Make That Appointment. Get Help if You Need It.

It’s easy to put off getting medical help, especially if you’re worried about the costs. But it’s important to seek medical attention if you’re hurt at work or sick because of your job. Don’t tough it out. If you don’t get the help you need right away, the insurance provider may try to dispute the claim, saying that you must not have been that sick or injured; otherwise, you would have seen a doctor sooner.

Tell Your Doctor the Important Things about Your Work Injury

When you do make that medical appointment, make sure to describe your pain as fully and completely as possible. If you think that you’re likely to forget to mention something, write it down and bring your notes with you to your appointment. It’s normal for people to forget to mention key symptoms when they’re sitting under bright lights in a strange exam room.

When you’re explaining your symptoms to the doctor, make sure to mention that the injury or illness happened at work.

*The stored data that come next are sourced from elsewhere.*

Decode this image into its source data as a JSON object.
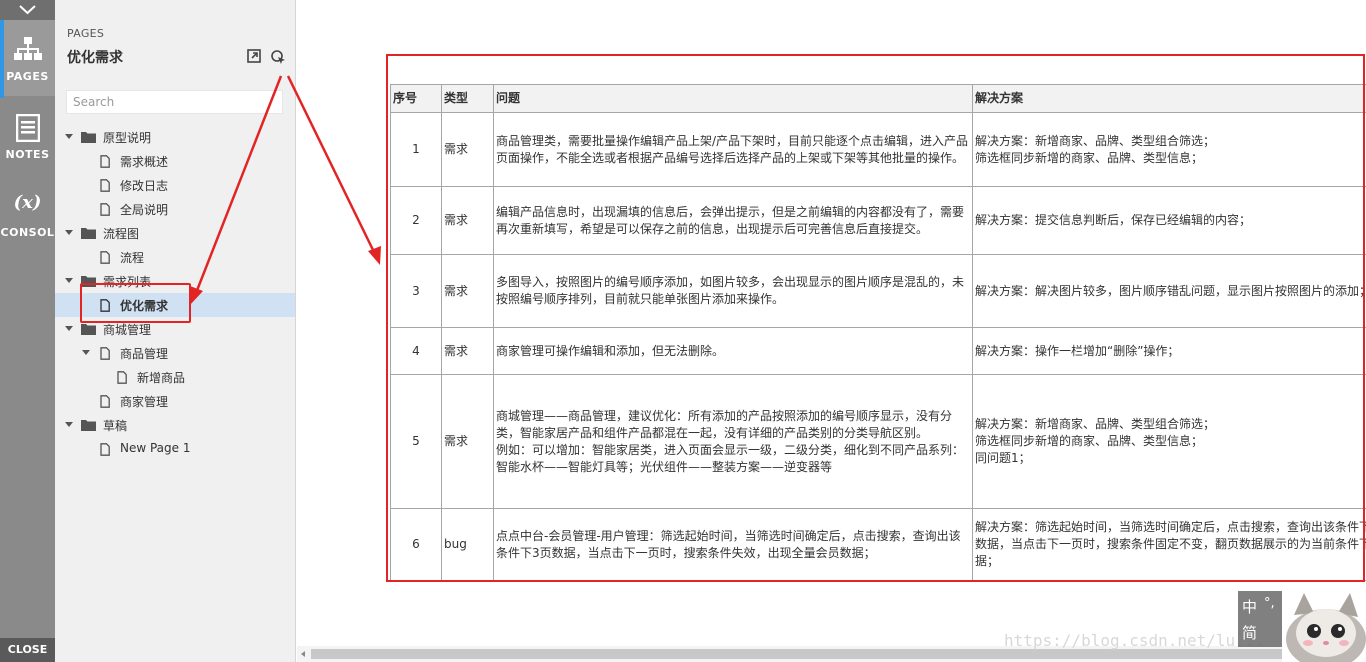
{
  "rail": {
    "pages_label": "PAGES",
    "notes_label": "NOTES",
    "console_symbol": "(x)",
    "console_label": "CONSOL",
    "close_label": "CLOSE"
  },
  "panel": {
    "kicker": "PAGES",
    "title": "优化需求",
    "search_placeholder": "Search",
    "tree": [
      {
        "label": "原型说明",
        "type": "folder"
      },
      {
        "label": "需求概述",
        "type": "page"
      },
      {
        "label": "修改日志",
        "type": "page"
      },
      {
        "label": "全局说明",
        "type": "page"
      },
      {
        "label": "流程图",
        "type": "folder"
      },
      {
        "label": "流程",
        "type": "page"
      },
      {
        "label": "需求列表",
        "type": "folder"
      },
      {
        "label": "优化需求",
        "type": "page",
        "selected": true
      },
      {
        "label": "商城管理",
        "type": "folder"
      },
      {
        "label": "商品管理",
        "type": "page"
      },
      {
        "label": "新增商品",
        "type": "page"
      },
      {
        "label": "商家管理",
        "type": "page"
      },
      {
        "label": "草稿",
        "type": "folder"
      },
      {
        "label": "New Page 1",
        "type": "page"
      }
    ]
  },
  "table": {
    "headers": [
      "序号",
      "类型",
      "问题",
      "解决方案"
    ],
    "rows": [
      {
        "no": "1",
        "type": "需求",
        "issue": "商品管理类，需要批量操作编辑产品上架/产品下架时，目前只能逐个点击编辑，进入产品页面操作，不能全选或者根据产品编号选择后选择产品的上架或下架等其他批量的操作。",
        "solution": "解决方案：新增商家、品牌、类型组合筛选；\n筛选框同步新增的商家、品牌、类型信息；"
      },
      {
        "no": "2",
        "type": "需求",
        "issue": "编辑产品信息时，出现漏填的信息后，会弹出提示，但是之前编辑的内容都没有了，需要再次重新填写，希望是可以保存之前的信息，出现提示后可完善信息后直接提交。",
        "solution": "解决方案：提交信息判断后，保存已经编辑的内容；"
      },
      {
        "no": "3",
        "type": "需求",
        "issue": "多图导入，按照图片的编号顺序添加，如图片较多，会出现显示的图片顺序是混乱的，未按照编号顺序排列，目前就只能单张图片添加来操作。",
        "solution": "解决方案：解决图片较多，图片顺序错乱问题，显示图片按照图片的添加；bug"
      },
      {
        "no": "4",
        "type": "需求",
        "issue": "商家管理可操作编辑和添加，但无法删除。",
        "solution": "解决方案：操作一栏增加“删除”操作；"
      },
      {
        "no": "5",
        "type": "需求",
        "issue": "商城管理——商品管理，建议优化：所有添加的产品按照添加的编号顺序显示，没有分类，智能家居产品和组件产品都混在一起，没有详细的产品类别的分类导航区别。\n例如：可以增加：智能家居类，进入页面会显示一级，二级分类，细化到不同产品系列：智能水杯——智能灯具等；光伏组件——整装方案——逆变器等",
        "solution": "解决方案：新增商家、品牌、类型组合筛选；\n筛选框同步新增的商家、品牌、类型信息；\n同问题1；"
      },
      {
        "no": "6",
        "type": "bug",
        "issue": "点点中台-会员管理-用户管理：筛选起始时间，当筛选时间确定后，点击搜索，查询出该条件下3页数据，当点击下一页时，搜索条件失效，出现全量会员数据；",
        "solution": "解决方案：筛选起始时间，当筛选时间确定后，点击搜索，查询出该条件下3页数据，当点击下一页时，搜索条件固定不变，翻页数据展示的为当前条件下的数据；"
      }
    ]
  },
  "ime": {
    "char1": "中",
    "char2": "°,",
    "char3": "简"
  },
  "watermark": "https://blog.csdn.net/lu..."
}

You don’t need to go into great detail. But it is important that your illness or injury be documented as a work injury in your medical records. If it isn’t documented as such from the beginning, the insurer may push back on providing you with the coverage you need.

Insurers Only Pay for “Reasonable and Necessary” Medical Care

The law says that the insurance provider is required to pay for reasonable and necessary medical care. But things can get tricky, especially regarding the words “reasonable and necessary.” What does that mean? The insurer’s idea of what is reasonable and necessary may differ from yours.

Generally, you can choose your own health care provider under most circumstances. The insurer may pay for mainstream medical care (“Western medicine”), but will probably deny coverage for complimentary or alternative health care—things like acupuncture, biofeedback or naturopathic medicine—even if they help you get better.

When it comes to surgery or hospitalization, your health care provider must tell the insurer before it happens, unless there’s an emergency. Remember, you can’t be forced to have surgery if you don’t want it. And you’re absolutely entitled to a second opinion for any nonemergency surgery. Insurance is required to pay for that second opinion. You should know that the workers’ compensation insurer is also entitled to ask for a second opinion.

Save That Paperwork. Document Everything.

Whether things go smoothly on their own or you need a lawyer’s help to protect your rights, one thing is true: completing and saving the right paperwork is critical. Make sure to document anything that could be important later. It’s better to be safe than sorry.

Save copies of any document your doctor or the insurance provider gives you, including medical bills, letters, forms and benefit checks. Keep track of your mileage and parking fees for medical visits so that you can be reimbursed later.

It’s also a good idea to take notes about your treatment: who you saw, when you saw them and what they said. If things are complicated, and you find yourself making many appointments or dealing with symptoms that persist, you might want to buy a special notepad or mark things on the calendar. That way, you have your own records about your medical appointments, and you are better able to protect your rights if your claim is initially delayed or denied.